The protesters reportedly engaged in clashes with riot police and Kurdish security forces.
In response, Kurdish security forces shot live ammunition into the air to disperse to demonstrators.
Rudaw learned from Taha Mohammed, spokesperson for a local public health department, that the violent demonstration in Raniya city resulted in the death of at least five protesters and injury of 80 others on Tuesday.
“We are very sad that once again demonstrations in the Kurdistan Region, unlike the majority of protests in the world, have resulted in a lot of martyrs and injured,” declared Ali Bapir, leader of the Kurdistan Islamic Group (Komal), on Tuesday.
“There are no grounds for killing people,” he emphasized, adding that people were justified in being upset because of “financial woes and the intense financial situations of the people.”

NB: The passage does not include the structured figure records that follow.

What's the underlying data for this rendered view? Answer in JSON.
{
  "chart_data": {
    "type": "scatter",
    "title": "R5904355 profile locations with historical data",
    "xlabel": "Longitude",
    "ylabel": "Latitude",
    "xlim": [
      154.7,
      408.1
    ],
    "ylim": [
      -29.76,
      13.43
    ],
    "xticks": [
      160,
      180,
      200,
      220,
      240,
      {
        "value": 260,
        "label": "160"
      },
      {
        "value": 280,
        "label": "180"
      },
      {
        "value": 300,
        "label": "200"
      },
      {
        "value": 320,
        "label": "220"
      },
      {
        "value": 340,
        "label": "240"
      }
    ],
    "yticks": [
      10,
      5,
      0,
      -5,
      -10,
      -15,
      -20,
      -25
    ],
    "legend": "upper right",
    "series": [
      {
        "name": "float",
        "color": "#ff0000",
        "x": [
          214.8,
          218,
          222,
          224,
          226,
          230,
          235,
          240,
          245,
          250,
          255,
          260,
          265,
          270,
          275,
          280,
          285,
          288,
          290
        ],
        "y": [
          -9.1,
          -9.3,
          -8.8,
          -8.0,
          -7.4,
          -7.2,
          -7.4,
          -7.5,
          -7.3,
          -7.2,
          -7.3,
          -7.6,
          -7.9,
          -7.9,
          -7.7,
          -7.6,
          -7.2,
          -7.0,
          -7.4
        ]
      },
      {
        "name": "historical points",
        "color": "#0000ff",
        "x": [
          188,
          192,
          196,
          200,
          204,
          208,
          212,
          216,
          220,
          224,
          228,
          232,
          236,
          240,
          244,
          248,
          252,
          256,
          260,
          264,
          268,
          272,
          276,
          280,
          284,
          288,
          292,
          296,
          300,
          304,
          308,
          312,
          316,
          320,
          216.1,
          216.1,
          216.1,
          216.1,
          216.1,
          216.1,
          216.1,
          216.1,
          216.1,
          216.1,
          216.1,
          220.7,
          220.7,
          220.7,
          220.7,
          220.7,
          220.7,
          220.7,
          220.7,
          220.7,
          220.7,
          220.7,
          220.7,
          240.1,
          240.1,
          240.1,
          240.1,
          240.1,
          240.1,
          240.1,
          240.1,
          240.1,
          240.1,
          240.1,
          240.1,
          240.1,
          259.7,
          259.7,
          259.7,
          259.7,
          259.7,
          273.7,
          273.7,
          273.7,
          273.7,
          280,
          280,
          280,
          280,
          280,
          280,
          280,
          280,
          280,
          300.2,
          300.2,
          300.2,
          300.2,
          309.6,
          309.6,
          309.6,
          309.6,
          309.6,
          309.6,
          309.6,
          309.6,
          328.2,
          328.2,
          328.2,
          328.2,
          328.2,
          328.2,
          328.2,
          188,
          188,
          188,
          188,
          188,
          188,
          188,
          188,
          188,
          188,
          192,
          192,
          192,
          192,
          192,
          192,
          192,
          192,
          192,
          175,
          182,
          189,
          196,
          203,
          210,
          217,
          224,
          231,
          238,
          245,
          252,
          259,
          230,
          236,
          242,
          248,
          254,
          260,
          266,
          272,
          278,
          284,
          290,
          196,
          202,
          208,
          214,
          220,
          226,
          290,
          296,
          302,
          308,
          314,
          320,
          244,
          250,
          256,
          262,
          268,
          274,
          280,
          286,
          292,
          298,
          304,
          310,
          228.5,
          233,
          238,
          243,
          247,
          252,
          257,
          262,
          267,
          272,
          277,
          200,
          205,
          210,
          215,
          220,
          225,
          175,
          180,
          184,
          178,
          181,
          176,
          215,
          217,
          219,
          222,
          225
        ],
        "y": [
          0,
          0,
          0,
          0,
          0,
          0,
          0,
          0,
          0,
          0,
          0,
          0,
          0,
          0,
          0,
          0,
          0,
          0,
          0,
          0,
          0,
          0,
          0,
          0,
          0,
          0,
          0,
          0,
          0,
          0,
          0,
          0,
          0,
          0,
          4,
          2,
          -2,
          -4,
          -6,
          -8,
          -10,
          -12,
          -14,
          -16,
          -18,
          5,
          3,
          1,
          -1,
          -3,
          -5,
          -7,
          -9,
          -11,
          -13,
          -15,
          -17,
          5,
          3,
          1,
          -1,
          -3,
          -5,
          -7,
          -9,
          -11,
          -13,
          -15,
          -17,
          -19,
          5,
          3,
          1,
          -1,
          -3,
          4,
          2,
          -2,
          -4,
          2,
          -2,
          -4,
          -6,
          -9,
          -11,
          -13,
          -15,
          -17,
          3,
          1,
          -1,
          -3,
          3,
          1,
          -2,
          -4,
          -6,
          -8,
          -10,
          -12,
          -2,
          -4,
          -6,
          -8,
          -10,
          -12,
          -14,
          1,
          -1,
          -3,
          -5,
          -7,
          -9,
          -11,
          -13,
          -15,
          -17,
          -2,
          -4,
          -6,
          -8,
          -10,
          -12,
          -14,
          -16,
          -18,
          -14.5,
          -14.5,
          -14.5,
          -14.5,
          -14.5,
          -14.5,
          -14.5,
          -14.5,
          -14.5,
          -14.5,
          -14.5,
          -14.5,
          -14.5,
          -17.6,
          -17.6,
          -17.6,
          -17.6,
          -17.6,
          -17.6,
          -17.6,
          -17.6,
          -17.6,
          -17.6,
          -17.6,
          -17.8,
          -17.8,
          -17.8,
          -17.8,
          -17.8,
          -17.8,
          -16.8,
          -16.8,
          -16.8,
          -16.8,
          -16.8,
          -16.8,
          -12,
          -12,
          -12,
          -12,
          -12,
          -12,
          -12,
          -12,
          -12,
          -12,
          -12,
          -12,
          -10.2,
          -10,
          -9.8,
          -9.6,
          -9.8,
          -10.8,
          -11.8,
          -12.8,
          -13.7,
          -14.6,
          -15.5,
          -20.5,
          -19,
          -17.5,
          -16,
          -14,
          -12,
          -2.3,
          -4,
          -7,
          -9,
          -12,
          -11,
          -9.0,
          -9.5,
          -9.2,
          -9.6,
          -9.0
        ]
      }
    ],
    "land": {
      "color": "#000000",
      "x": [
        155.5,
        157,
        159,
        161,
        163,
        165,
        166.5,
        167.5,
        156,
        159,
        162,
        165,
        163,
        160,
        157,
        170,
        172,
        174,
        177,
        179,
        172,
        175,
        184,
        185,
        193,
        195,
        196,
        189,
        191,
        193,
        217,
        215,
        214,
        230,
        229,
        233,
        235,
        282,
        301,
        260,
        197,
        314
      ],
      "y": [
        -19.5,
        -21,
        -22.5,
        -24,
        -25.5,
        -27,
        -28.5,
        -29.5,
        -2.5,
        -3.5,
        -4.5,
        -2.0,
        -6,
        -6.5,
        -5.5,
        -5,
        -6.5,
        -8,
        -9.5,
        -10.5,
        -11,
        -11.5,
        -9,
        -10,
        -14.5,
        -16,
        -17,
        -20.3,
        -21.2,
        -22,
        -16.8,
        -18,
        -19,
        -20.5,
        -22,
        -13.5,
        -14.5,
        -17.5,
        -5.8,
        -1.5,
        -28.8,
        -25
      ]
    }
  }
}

He urged “calm,” noting, ”Any side turning to violence only causes damage to all sides. Therefore, storming shelters and offices and public institutions, public or private properties will, of course, have no effect or result, but destruction and damaging this country’s infrastructure.”
The violent situation comes as the autonomous KRG continues to face threats from the Islamic State (ISIS/ISIL).
Moreover, the Iranian-backed Iraqi government has been applying military pressure on the Kurdistan region over its approval of an independence referendum back in September.
Israel and to a lesser extent Russia are among the very few countries that back the Kurds’ independence efforts.
The United States joined Baghdad, Iran, Turkey, and Syria in objecting to the move.
PM Barzani reminded the people of Kurdistan they continue to face challenges in a “violent and fragile region” where just on Tuesday the region’s security forces engaged ISIS jihadists.
“Of even more concern is that we are tracking movements by Iraqi forces in Makhmour,” he added.